Glen Rice Jr., SG/SF, Rio Grande Valley/Georgia Tech
- 211 pounds
- 6-foot-9.25 wingspan
- 40.5-inch max vertical
Glen Rice Jr. is the most unique case in this year's class. Rice got kicked off the Georgia Tech basketball team following his junior season after multiple suspensions. Rather than transfer to another school or enter the 2012 NBA Draft, Rice decided to enter the NBA D-League draft in order to recoup his image and revive his draft stock.
Georgia Tech Career Per Game Statistics
Georgia Tech Career Advanced Statistics
RGV Per Game Statistics as a Starter
*Averaged 29 PPG, 11.5 RPG, 4 APG, 3 SPG and 3 BPG in two game D-League Finals (won championship)
After a productive year free of any off the court issues Rice is ready to make the jump to the big leagues.
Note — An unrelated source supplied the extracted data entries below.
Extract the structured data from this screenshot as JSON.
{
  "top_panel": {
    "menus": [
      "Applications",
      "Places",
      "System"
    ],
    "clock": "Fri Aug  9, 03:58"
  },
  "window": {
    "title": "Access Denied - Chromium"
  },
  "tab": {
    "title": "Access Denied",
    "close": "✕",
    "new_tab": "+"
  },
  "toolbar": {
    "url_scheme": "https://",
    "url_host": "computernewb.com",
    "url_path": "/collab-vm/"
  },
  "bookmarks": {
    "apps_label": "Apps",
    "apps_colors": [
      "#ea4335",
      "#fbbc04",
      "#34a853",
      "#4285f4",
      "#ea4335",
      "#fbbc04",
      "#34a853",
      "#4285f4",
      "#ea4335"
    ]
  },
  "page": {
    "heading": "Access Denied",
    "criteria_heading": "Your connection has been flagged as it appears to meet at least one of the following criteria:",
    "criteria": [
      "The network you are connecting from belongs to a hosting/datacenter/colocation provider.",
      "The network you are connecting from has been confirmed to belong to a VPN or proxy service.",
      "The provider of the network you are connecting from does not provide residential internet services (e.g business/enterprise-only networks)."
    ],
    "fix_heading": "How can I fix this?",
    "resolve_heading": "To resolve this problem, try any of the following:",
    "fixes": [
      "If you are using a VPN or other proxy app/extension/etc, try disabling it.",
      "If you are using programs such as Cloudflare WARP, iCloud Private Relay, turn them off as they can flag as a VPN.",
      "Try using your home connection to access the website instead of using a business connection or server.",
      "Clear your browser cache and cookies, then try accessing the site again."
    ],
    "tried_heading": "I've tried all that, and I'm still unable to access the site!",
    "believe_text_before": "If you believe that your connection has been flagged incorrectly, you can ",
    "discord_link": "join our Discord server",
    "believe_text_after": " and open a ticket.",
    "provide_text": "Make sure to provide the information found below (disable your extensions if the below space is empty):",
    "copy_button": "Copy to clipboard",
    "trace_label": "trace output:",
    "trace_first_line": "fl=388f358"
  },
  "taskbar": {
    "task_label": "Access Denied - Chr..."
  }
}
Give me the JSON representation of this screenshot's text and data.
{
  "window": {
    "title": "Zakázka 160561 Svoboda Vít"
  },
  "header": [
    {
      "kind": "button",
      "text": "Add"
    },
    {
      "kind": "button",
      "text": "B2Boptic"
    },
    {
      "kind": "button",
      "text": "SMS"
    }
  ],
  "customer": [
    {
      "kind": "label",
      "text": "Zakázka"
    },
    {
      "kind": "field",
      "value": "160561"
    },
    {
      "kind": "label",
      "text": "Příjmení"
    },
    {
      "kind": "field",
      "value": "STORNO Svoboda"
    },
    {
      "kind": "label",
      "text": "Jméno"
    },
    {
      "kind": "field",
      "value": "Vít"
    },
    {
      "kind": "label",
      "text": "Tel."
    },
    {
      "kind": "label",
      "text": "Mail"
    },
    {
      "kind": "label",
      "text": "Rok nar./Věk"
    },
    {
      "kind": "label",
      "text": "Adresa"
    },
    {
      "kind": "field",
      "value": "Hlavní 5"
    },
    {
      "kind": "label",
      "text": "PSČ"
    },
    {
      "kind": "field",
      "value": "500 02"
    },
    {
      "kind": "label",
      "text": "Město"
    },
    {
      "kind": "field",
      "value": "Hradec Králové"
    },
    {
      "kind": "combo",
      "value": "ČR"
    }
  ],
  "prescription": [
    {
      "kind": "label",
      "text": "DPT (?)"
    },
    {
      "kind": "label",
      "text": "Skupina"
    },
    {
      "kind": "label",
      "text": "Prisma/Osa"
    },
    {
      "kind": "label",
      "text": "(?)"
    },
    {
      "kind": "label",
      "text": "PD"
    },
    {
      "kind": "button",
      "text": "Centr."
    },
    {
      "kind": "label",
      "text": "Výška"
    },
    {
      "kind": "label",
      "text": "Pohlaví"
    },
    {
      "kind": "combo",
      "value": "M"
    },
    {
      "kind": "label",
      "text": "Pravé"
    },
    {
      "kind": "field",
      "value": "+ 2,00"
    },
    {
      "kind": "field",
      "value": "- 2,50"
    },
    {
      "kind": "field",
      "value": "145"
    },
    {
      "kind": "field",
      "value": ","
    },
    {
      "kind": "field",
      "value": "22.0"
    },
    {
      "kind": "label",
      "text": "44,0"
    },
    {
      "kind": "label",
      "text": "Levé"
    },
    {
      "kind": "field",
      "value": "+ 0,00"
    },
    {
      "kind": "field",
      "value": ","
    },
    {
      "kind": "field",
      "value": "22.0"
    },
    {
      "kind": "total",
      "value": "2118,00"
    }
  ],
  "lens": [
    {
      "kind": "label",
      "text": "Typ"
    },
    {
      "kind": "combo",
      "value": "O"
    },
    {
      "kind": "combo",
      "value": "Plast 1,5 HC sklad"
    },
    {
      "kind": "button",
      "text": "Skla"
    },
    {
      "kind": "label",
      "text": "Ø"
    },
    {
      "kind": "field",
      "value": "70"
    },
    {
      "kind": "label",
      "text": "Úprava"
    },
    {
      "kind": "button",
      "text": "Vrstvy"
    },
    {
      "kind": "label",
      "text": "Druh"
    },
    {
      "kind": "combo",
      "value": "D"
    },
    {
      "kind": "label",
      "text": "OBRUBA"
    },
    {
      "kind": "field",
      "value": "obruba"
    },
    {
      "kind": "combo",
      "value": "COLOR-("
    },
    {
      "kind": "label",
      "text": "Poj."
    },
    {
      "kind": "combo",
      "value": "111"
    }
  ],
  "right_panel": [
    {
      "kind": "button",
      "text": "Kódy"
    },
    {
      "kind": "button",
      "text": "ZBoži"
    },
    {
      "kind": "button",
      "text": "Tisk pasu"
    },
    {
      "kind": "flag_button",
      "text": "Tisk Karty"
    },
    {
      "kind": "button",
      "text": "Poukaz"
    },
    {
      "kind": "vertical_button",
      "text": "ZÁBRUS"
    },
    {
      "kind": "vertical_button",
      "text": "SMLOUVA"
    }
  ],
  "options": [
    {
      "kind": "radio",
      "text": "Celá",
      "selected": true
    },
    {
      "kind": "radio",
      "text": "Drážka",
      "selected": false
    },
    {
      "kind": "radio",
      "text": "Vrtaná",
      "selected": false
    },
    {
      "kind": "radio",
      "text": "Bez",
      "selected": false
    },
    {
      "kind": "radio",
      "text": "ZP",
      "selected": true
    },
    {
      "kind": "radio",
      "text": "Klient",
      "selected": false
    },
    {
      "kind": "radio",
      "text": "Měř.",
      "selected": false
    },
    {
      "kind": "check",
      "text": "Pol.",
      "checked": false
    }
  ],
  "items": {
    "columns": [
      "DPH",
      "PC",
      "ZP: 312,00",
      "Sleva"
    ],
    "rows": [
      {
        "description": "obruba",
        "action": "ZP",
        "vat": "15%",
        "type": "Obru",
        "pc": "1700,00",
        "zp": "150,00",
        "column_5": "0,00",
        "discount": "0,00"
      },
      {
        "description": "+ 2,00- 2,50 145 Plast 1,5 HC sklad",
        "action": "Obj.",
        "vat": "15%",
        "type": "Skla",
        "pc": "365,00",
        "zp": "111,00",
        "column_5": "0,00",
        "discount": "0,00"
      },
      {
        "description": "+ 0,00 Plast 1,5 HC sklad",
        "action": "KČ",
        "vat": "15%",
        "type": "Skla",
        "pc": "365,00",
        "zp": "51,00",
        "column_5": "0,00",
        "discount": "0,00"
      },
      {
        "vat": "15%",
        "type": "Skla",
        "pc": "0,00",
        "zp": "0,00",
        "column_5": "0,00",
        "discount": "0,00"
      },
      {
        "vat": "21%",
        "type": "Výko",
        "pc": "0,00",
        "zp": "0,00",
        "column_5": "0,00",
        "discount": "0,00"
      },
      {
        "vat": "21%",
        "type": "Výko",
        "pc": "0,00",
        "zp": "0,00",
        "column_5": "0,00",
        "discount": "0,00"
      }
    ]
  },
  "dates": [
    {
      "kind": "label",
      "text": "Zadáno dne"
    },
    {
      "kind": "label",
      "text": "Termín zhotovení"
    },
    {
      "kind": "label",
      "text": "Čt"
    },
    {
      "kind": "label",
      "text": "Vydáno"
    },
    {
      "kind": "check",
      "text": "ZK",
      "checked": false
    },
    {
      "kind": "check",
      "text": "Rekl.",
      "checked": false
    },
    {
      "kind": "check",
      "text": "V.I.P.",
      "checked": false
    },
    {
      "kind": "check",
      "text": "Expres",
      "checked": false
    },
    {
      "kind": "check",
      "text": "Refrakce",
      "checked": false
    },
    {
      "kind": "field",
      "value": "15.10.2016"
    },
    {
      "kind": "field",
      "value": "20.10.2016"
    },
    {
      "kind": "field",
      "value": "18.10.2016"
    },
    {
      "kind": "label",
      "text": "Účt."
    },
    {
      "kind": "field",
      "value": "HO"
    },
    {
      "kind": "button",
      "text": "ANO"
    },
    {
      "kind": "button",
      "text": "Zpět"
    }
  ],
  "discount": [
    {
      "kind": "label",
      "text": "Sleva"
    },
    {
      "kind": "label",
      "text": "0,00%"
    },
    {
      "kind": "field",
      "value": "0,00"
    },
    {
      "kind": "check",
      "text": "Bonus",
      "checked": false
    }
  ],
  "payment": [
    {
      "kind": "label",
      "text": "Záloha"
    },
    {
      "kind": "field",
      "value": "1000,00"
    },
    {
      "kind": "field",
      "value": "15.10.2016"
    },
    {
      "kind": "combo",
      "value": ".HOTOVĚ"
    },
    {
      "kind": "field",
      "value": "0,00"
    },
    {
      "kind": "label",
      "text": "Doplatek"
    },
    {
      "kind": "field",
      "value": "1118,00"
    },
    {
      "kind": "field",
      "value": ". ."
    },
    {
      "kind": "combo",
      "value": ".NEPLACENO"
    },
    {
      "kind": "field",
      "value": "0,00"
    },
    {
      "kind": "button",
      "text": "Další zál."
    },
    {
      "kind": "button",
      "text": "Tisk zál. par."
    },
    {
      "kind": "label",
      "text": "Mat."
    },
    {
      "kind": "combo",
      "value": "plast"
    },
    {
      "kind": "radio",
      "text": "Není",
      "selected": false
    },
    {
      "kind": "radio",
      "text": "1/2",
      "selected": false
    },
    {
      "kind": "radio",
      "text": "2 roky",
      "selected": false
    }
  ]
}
- Athleticism - very explosive athlete and has a strong frame which allows him to finish around the basket well
- Shooting stroke - Not quite as good of a shooter as his dad, but he's still a very good shooter who can hit while spotting up as well as off the dribble
- Overall scoring ability - can score in a variety of ways: in transition, attacking the basket off the dribble, in the post, as a catch-and-shooter and an off-ball slasher
- Experience - spent the last year playing, an having success against, grown men; shorter learning curve to adjust to the NBA game
- Character concerns - multiple suspensions in college, legal problems, kicked off the team; overall immaturity
- Defense - lack of foot speed; lack of effort; coasts on athleticism on the boards
Rice is a NBA-ready scorer and would be a solid fit for the Suns at No. 30. He appears to have moved on from his college immaturity which is the stem of his red flags. If Rice is available, he'd be a great pick for the Suns for many of the same reasons that I outlined above with Crabbe.